Simple and unpretentious, graphic quick sorting, multi-language realization. (PS: There is also treasure information)

I. Introduction

Quicksort is a kind of exchange sort , which was proposed by CAR Hoare in 1962.

Two, algorithm thinking

The basic idea of ​​quick sort is: divide the data to be sorted into two independent parts by sorting : the left side of the split point is smaller than it, and the right side is larger than it.

Then according to this method to quickly sort the two parts of the data, the entire sorting process can be recursively, in order to achieve the entire data into an ordered sequence.

Schematic diagram of dynamic effects:

Sort (4): Quick sort

Detailed illustrations are often more explanatory than a lot of text, so go directly to the picture:

Sort (4): Quick sort

In the figure above, the process of quick sort is demonstrated:

The initial state is a set of unordered arrays: 2, 4, 5, 1, 3.

After the above steps, the first sorting is completed , and new arrays are obtained: 1, 2, 5, 4, 3.

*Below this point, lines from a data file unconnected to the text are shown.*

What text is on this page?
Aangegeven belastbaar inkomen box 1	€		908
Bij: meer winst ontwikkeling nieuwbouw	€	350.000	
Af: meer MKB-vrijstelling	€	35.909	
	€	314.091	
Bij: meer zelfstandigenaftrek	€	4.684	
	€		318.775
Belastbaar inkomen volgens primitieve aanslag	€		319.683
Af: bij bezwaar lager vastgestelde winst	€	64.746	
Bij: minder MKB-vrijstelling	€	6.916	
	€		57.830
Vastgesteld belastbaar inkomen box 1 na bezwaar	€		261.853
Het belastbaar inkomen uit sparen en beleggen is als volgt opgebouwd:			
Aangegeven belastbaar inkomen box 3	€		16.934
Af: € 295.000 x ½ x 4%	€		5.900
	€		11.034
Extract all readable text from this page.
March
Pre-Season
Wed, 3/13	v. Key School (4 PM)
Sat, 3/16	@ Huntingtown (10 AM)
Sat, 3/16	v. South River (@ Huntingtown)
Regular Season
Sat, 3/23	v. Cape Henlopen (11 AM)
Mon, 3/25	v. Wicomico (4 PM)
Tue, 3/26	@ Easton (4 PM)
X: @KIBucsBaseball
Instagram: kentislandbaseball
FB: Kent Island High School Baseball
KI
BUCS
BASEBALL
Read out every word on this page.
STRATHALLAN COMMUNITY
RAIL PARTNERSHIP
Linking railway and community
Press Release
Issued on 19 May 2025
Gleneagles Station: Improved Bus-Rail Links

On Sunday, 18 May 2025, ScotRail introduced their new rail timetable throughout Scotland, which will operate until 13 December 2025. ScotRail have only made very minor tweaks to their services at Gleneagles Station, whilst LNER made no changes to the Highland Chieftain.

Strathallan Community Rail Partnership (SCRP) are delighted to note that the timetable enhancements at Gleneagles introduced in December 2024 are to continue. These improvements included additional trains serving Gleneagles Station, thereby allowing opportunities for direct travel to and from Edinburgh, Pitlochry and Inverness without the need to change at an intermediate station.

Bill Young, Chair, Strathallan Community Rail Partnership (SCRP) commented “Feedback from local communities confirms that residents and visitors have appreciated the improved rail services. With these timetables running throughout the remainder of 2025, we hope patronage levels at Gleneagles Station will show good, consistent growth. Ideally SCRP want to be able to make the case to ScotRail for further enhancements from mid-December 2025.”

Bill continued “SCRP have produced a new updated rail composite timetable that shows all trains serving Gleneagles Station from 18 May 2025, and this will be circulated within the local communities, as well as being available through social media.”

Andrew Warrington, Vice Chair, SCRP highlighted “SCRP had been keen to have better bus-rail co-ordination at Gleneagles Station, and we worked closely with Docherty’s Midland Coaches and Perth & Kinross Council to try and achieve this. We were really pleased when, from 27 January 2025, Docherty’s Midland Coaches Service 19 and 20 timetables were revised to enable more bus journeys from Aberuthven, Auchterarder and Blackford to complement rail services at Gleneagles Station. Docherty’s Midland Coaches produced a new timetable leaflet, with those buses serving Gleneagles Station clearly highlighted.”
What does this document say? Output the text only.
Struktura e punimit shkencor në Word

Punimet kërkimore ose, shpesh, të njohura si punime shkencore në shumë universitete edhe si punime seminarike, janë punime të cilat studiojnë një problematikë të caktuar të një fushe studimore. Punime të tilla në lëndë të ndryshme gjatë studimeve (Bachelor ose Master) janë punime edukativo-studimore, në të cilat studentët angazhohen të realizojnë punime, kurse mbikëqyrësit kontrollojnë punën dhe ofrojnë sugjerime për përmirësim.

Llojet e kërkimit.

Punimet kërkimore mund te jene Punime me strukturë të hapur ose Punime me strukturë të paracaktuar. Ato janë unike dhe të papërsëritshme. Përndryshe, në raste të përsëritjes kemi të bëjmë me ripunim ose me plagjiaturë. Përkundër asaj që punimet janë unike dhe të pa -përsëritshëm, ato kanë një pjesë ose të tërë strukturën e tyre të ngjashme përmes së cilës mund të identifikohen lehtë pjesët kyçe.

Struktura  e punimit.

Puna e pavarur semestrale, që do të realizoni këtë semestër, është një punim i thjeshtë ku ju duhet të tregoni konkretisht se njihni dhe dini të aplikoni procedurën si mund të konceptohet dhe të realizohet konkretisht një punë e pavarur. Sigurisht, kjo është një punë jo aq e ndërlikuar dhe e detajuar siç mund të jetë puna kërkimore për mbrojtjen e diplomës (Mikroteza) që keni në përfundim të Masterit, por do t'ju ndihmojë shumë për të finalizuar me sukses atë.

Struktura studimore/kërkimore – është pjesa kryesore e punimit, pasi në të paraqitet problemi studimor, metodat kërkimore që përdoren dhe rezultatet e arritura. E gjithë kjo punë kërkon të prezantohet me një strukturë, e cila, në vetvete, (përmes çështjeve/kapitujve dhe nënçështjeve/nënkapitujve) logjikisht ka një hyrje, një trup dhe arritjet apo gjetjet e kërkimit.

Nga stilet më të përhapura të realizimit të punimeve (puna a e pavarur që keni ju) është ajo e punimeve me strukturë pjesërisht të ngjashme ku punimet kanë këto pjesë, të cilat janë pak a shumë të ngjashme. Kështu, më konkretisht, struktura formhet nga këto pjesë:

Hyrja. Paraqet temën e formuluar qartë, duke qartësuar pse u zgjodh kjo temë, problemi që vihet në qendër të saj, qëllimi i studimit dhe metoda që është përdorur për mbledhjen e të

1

In the new array, with 2 as the dividing point, all numbers are smaller than 2 on the left and numbers larger than 2 on the right.

Because 2 has found a suitable position in the array, there is no need to move it.

The array on the left of 2 has only one element 1, so obviously there is no need to sort and the position is determined. (Note: In this case, the left pointer and the right pointer are obviously coincident. Therefore, in the code, we can set the judgment condition that left must be less than right . If it is not met, there is no need to sort ).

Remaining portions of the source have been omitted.